A video of a presentation by Red Hat CTO Chris Wright at Nvidia’s GTC’21 virtual conference, has him discussing composable compute, saying this includes “resource virtualisation and disaggregation”.

A Wright slide shows that composability is on Red Hat’s Bluefield agenda

Wright says Red Hat sees a trend of moving towards a composable compute model where compute capabilities are software-defined.

A BlueField composability fabric

Blocks & Files envisages a Bluefield-managed fabric interconnecting x86 Red Hat and VMware servers, Nvidia’s SuperPOD, other DGX GPU servers, the company’s impending Arm-powered Grace general purpose processing system, and storage – certainly from DDN and probably from NetApp and WekaIO.

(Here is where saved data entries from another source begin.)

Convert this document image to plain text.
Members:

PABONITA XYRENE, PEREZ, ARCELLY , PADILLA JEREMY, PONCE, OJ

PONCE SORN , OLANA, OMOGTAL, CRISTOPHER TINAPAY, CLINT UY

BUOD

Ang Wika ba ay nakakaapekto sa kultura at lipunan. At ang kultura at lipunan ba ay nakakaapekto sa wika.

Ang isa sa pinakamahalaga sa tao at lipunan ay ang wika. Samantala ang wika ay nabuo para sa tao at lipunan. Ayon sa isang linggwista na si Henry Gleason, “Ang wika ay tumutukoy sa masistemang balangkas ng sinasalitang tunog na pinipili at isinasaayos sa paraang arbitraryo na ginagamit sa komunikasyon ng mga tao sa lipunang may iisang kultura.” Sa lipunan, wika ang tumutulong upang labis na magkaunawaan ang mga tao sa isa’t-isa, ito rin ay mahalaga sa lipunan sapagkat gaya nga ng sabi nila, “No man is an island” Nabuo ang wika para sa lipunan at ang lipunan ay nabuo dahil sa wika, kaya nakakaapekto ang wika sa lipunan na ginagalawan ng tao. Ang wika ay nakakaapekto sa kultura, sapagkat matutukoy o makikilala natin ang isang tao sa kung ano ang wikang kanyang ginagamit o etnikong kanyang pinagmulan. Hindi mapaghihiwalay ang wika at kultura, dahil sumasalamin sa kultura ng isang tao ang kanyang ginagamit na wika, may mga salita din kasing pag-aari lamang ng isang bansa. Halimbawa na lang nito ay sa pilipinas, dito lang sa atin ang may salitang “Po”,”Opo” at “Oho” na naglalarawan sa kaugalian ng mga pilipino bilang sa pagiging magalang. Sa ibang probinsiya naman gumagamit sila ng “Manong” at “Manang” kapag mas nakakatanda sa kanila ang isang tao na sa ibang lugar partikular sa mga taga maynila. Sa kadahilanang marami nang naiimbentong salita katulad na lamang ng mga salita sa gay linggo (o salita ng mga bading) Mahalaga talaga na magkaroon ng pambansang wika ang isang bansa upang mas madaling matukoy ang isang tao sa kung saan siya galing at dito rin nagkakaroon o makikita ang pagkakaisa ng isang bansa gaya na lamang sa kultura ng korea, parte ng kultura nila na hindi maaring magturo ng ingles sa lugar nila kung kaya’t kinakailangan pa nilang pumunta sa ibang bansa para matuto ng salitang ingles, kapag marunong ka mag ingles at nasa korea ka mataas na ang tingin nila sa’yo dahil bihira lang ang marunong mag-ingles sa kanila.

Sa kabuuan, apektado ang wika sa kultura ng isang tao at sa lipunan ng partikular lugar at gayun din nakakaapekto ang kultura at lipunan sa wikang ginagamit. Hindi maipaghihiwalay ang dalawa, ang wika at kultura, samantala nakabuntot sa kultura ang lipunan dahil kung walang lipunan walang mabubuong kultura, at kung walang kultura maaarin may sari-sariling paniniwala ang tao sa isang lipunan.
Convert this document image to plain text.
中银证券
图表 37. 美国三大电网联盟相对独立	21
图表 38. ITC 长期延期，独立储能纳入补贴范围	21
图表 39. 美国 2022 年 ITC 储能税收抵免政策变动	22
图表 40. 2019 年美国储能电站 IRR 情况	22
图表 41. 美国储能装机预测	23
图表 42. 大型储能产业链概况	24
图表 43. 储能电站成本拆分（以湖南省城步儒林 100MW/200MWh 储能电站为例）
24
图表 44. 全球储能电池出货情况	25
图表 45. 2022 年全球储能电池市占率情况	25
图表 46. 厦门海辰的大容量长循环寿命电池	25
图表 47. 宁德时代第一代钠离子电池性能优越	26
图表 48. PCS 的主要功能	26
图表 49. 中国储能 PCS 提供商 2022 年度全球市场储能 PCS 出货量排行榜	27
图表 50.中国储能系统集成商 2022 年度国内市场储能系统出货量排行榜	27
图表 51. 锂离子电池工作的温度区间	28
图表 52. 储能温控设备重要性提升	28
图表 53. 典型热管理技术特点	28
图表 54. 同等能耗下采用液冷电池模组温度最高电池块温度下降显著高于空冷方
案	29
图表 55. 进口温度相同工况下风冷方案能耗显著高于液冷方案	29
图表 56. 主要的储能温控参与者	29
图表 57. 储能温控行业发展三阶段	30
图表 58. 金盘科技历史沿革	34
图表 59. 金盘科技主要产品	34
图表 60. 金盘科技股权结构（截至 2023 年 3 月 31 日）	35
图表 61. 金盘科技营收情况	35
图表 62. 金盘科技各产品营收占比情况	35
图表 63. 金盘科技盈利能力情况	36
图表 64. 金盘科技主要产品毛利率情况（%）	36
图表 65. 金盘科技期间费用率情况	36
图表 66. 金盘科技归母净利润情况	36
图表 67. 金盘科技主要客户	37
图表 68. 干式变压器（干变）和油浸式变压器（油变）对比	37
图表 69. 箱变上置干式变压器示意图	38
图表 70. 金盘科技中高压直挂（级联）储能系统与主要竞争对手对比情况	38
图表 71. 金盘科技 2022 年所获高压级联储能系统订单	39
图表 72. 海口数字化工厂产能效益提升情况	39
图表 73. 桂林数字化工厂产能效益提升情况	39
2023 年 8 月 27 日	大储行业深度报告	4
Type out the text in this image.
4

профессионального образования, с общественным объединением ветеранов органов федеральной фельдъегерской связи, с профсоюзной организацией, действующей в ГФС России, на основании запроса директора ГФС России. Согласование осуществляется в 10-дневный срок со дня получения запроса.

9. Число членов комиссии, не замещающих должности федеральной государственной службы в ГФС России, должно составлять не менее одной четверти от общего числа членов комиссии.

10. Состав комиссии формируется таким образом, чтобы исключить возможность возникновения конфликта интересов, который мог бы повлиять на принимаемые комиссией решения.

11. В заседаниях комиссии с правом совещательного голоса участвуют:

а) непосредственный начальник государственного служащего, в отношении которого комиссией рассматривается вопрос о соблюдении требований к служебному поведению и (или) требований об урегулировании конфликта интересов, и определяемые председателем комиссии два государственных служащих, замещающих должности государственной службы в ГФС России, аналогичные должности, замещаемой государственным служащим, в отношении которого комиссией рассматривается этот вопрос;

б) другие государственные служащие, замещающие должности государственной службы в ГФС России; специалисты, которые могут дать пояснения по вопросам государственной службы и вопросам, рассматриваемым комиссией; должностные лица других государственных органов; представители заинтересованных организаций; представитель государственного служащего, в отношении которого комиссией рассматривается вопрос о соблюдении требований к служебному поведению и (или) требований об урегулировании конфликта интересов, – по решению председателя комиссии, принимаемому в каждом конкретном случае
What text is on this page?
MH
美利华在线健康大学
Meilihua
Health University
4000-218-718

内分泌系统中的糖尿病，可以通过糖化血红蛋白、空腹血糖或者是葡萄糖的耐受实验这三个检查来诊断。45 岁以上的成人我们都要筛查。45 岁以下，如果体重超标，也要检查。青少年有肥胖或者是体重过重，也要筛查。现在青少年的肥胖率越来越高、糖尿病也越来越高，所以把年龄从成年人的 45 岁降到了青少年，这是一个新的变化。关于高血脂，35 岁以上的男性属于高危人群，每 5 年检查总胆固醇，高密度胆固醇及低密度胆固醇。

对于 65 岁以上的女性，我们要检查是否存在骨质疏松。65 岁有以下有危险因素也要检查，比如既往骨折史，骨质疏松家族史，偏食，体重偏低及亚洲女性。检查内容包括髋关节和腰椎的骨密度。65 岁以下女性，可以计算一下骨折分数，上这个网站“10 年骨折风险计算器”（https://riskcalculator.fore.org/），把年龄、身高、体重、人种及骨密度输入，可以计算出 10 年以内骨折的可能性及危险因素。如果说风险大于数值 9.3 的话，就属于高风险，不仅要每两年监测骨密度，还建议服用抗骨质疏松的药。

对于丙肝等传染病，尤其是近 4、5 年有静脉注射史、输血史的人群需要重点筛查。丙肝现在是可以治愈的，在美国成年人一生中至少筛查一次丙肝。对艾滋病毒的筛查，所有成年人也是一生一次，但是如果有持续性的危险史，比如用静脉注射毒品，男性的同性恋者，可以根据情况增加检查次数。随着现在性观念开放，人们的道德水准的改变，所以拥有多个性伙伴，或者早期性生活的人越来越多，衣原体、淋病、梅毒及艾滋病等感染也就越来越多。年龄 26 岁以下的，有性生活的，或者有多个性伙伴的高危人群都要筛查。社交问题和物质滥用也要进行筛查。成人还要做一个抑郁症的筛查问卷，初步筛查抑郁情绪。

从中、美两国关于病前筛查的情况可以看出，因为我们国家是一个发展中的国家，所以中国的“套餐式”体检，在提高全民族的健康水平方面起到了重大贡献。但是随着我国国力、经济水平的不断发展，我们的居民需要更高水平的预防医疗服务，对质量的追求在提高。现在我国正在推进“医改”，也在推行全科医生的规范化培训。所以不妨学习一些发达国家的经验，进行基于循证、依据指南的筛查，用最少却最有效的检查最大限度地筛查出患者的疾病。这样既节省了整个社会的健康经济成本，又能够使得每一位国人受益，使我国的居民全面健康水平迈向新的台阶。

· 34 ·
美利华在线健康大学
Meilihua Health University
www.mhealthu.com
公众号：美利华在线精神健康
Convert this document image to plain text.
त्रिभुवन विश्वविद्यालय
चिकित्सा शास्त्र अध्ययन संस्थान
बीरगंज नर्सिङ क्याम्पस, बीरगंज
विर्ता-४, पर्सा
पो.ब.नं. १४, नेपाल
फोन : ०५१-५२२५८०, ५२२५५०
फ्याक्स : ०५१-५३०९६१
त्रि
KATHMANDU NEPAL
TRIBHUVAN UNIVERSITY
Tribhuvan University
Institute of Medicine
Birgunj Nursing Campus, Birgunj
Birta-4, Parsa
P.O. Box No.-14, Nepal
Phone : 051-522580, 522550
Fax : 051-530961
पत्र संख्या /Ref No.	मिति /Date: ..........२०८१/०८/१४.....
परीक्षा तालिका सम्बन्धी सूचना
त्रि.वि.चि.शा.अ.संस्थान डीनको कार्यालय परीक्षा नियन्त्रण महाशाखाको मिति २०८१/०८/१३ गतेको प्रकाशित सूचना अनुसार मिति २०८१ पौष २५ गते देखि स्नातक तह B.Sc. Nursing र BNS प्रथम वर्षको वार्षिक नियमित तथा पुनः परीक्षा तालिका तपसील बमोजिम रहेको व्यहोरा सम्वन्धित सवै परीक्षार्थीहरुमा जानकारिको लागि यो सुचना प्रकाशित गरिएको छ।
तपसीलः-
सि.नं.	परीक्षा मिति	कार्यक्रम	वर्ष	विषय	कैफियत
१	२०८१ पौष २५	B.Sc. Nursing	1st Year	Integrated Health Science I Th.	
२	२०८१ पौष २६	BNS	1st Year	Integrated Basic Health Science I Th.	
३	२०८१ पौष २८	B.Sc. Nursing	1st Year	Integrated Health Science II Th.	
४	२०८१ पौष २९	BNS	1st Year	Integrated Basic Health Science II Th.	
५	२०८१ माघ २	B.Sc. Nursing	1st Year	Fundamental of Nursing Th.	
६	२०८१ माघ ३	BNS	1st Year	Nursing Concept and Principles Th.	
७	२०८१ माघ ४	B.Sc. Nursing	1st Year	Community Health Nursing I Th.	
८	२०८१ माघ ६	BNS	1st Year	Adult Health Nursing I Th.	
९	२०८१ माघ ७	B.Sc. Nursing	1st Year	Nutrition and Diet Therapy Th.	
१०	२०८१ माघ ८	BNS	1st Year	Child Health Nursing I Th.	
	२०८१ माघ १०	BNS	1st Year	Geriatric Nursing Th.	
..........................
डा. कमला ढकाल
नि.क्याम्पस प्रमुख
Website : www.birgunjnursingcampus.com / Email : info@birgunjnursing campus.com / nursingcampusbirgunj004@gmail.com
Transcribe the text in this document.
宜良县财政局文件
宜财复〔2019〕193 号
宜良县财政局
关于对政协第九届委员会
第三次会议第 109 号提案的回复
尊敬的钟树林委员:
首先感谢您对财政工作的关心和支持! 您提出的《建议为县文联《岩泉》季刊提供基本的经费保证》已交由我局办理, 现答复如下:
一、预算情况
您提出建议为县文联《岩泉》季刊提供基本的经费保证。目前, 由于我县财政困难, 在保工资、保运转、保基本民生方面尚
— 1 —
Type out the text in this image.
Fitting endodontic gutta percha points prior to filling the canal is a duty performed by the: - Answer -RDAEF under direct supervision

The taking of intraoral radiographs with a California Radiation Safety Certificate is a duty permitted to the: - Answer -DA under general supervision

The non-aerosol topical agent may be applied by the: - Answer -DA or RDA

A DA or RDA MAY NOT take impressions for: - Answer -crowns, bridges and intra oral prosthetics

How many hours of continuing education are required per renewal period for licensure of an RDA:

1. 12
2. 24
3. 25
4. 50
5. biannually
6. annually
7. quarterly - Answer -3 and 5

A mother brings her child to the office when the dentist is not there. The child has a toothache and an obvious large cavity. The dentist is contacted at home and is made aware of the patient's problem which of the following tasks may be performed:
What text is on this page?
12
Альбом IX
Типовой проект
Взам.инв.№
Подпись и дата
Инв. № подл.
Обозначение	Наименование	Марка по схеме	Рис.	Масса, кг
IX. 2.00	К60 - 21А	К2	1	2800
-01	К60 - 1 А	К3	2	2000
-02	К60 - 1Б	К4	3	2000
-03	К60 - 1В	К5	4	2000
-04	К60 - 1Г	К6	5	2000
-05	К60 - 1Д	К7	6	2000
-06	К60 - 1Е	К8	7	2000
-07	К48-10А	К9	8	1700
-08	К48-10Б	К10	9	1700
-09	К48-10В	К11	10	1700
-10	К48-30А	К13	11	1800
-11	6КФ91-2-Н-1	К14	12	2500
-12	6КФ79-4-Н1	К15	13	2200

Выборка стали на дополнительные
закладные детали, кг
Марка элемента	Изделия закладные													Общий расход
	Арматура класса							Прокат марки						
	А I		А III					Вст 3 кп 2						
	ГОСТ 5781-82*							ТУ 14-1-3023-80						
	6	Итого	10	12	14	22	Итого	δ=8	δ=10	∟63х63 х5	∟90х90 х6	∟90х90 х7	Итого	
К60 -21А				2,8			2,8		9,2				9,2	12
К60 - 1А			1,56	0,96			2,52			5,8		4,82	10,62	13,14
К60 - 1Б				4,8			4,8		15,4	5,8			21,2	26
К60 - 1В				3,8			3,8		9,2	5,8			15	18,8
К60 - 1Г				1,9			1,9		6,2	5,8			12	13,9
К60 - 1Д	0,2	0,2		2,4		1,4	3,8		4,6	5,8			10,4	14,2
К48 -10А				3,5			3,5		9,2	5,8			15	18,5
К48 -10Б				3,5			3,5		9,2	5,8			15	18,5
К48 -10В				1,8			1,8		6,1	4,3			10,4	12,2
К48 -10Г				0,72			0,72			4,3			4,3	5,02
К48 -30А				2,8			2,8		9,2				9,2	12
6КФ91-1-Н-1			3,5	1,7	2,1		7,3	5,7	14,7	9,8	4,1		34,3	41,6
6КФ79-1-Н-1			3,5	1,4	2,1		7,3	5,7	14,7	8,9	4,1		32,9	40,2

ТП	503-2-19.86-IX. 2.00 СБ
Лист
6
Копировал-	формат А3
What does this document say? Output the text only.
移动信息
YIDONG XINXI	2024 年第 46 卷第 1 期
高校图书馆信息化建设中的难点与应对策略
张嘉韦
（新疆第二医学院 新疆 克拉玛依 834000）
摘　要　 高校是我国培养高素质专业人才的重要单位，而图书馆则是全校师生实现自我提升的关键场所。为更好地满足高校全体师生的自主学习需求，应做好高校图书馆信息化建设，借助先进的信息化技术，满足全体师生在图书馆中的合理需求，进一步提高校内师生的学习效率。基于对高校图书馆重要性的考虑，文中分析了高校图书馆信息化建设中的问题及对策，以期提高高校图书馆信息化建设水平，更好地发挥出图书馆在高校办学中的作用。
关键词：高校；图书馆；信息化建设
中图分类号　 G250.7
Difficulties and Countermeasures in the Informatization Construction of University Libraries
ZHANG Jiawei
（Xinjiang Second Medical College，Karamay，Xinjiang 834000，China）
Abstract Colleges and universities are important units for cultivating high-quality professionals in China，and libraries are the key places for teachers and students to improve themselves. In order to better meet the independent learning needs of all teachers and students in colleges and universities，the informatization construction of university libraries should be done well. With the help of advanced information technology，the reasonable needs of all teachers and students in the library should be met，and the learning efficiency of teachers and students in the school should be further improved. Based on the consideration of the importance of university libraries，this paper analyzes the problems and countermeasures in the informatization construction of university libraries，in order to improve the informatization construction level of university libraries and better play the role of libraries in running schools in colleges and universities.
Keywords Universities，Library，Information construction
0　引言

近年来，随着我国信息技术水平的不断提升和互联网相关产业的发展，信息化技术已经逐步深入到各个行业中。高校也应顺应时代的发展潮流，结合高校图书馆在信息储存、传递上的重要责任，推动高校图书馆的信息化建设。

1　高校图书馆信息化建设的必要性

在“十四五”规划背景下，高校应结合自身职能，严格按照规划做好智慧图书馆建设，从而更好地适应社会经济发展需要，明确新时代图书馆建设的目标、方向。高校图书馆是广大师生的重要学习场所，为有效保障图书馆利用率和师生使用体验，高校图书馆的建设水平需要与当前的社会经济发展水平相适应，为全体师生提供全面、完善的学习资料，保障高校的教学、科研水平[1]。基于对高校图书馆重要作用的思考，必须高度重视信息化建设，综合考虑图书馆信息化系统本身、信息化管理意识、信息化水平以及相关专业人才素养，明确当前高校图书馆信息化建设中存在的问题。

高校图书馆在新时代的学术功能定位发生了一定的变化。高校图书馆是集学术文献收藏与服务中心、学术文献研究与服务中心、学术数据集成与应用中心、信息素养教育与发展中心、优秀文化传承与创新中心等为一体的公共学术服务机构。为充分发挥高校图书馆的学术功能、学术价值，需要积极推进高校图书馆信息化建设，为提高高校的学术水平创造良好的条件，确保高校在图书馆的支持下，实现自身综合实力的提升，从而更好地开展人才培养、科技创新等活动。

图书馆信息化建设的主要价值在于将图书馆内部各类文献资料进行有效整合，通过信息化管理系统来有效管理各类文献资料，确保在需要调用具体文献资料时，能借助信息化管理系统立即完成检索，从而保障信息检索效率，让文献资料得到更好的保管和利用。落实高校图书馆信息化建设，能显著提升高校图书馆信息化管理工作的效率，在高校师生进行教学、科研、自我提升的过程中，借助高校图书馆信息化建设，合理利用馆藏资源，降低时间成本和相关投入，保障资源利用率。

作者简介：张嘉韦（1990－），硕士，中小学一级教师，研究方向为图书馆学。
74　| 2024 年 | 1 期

Blocks & Files diagram of a BlueField composability fabric

BaseCommand will provision or compose SuperPOD workloads for tenants at, we envisage, A100 granularity, with EXAScaler capacity being provisioned for tenants as well. Red Hat and VMware will also provision/compose workloads for their x86 application servers. 

We asked Nvidia’s Kevin Dierling, SVP for Networking, about Nvidia and composability. He said: “It’s certainly real.” His session at GTC21 with Chris Wright “specifically talks about the composable data center.”

Blocks and Files witnesses three composable Data centre technologies in development: Fungible DataCenter, Liqid’s CDI orchestration software, and Nvidia’s BlueField.

At this early stage of the composable data centre game two suppliers base their offerings on proprietary hardware, while Liqid has a software approach using the PCIe bus. Does the composability burden require speciality hardware? That will become an important question.